Het totale zaadvolume dat een koningin op haar paringsvluchten kan ophalen, overtreft vele malen de hoeveelheid sperma waaraan ze behoefte zal hebben voor de duur van haar bestaan. Elke dar ejaculeert ca. elf miljoen zaadjes in de koningin en de totale hoeveelheid sperma die de koningin op één paringsvlucht bij elkaar kan vergaren, bedraagt 87 miljoen zaadjes. Tijdens de paring wordt het sperma opgevangen in de laterale eileiders van de koningin. Op de retourvlucht naar het nest perst ze door spiercontracties het zaad in de ongepaarde eileider en vandaar in de zaadblaas (spermatheca). Een afsluitende vaginaplooi belet het sperma om terug uit te vloeien. Wanneer de zaadblaas het gevoel geeft voldoende opgespannen te zijn door de zaadjes, drukt ze het overtollige sperma langsheen de vaginale plooi weer naar buiten. Dat ziet er dan uit als een sliert je dunne draadjes die samen met het paringsteken van de laatste dar, door de werksters van haar volk zullen verwijderd worden. Een koningin die met het paringsteken terugkeert, wordt enthousiast ontvangen in haar volk. Er vormt zich een hofstaat van jonge bijen die haar meteen een poetsbeurt geven en haar rijkelijk van voedsel voorzien.
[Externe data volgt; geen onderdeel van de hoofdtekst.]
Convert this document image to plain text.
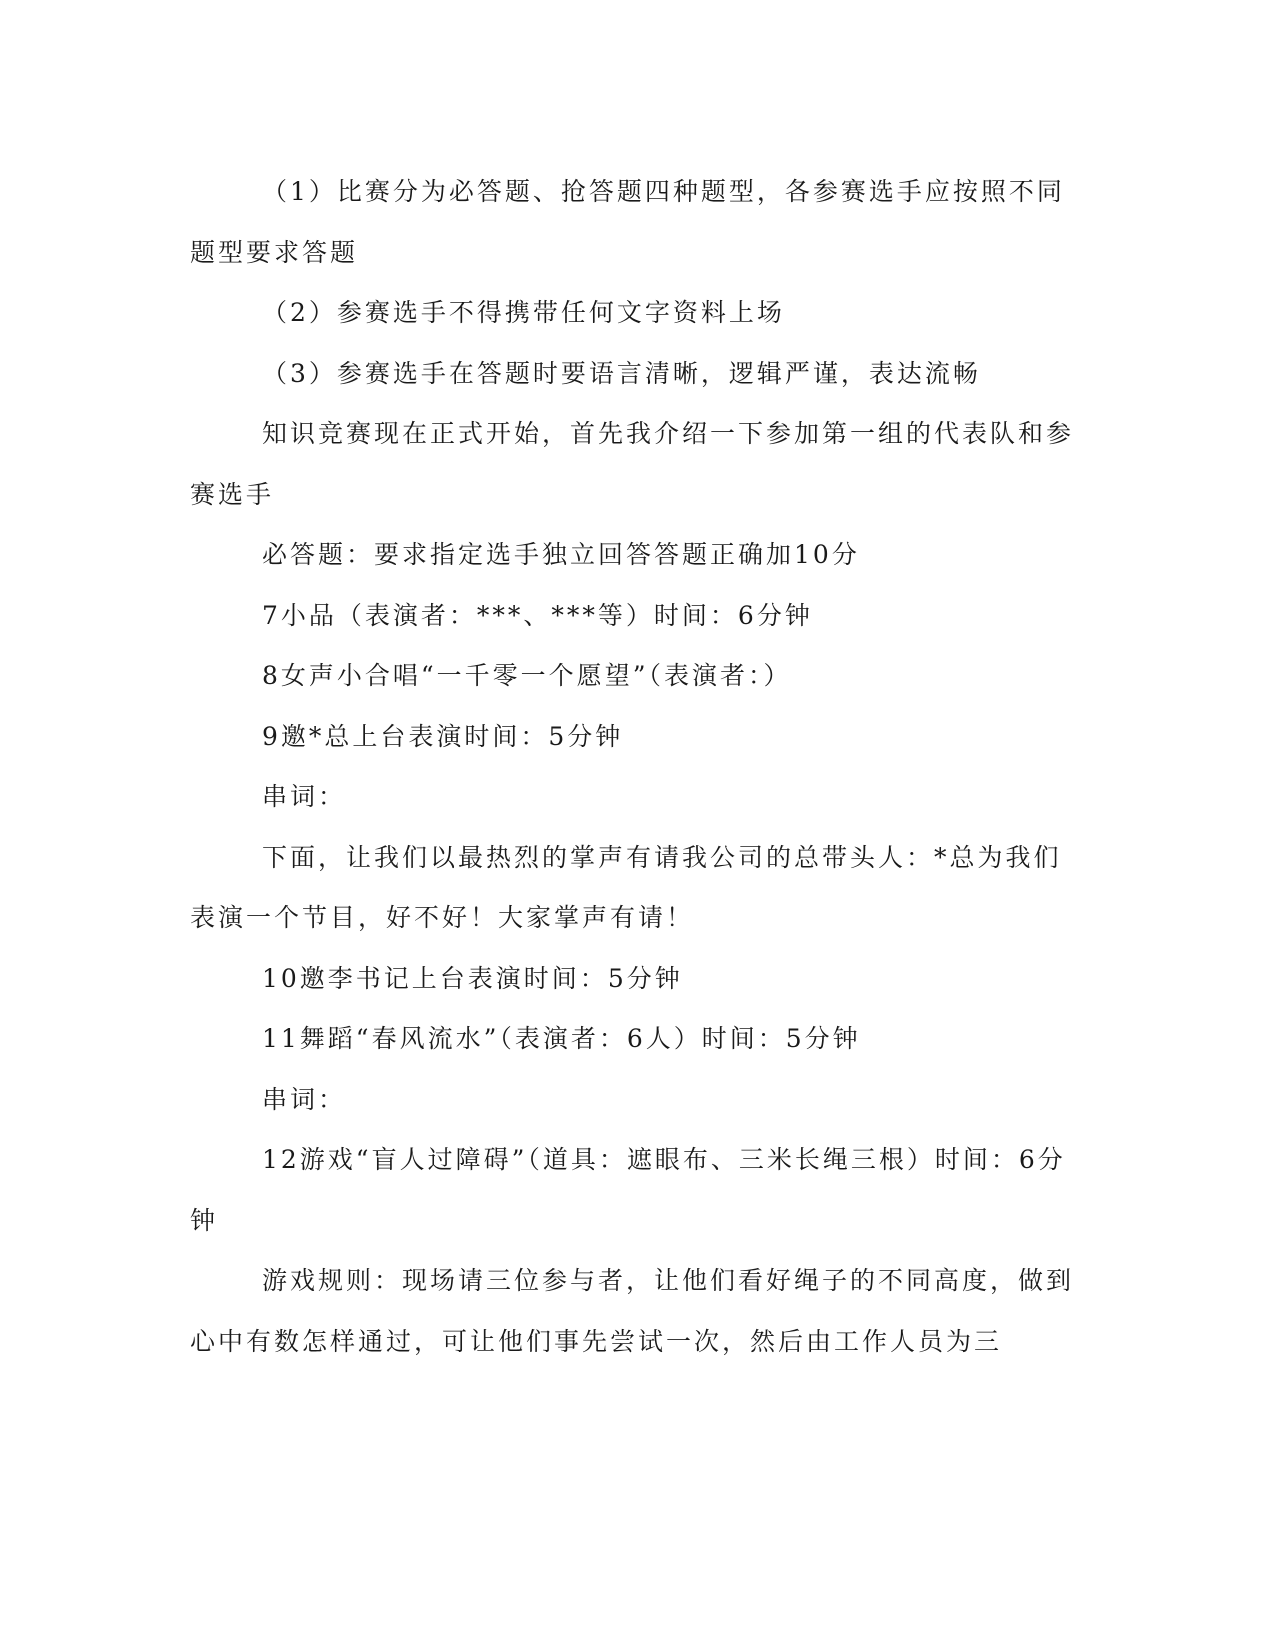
（1）比赛分为必答题、抢答题四种题型，各参赛选手应按照不同题型要求答题

（2）参赛选手不得携带任何文字资料上场

（3）参赛选手在答题时要语言清晰，逻辑严谨，表达流畅

知识竞赛现在正式开始，首先我介绍一下参加第一组的代表队和参赛选手

必答题：要求指定选手独立回答答题正确加10分

7小品（表演者：***、***等）时间：6分钟

8女声小合唱“一千零一个愿望”（表演者：）

9邀*总上台表演时间：5分钟

串词：

下面，让我们以最热烈的掌声有请我公司的总带头人：*总为我们表演一个节目，好不好！大家掌声有请！

10邀李书记上台表演时间：5分钟

11舞蹈“春风流水”（表演者：6人）时间：5分钟

串词：

12游戏“盲人过障碍”（道具：遮眼布、三米长绳三根）时间：6分钟

游戏规则：现场请三位参与者，让他们看好绳子的不同高度，做到心中有数怎样通过，可让他们事先尝试一次，然后由工作人员为三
Kort nadien gaat de koningin aan de leg en daarmee is het voortbestaan van het volk weer verzekerd. In haar verder leven zal ze nooit meer paren.

(1) De videotape Selektion der Honigbiene – bekroond op Apimondia 1997 in Antwerpen – toont op een prachtige manier het paringgebeuren. Het volledige scenario met commentaar vindt u in ons Maandblad van juni, 1998 op pag. 234.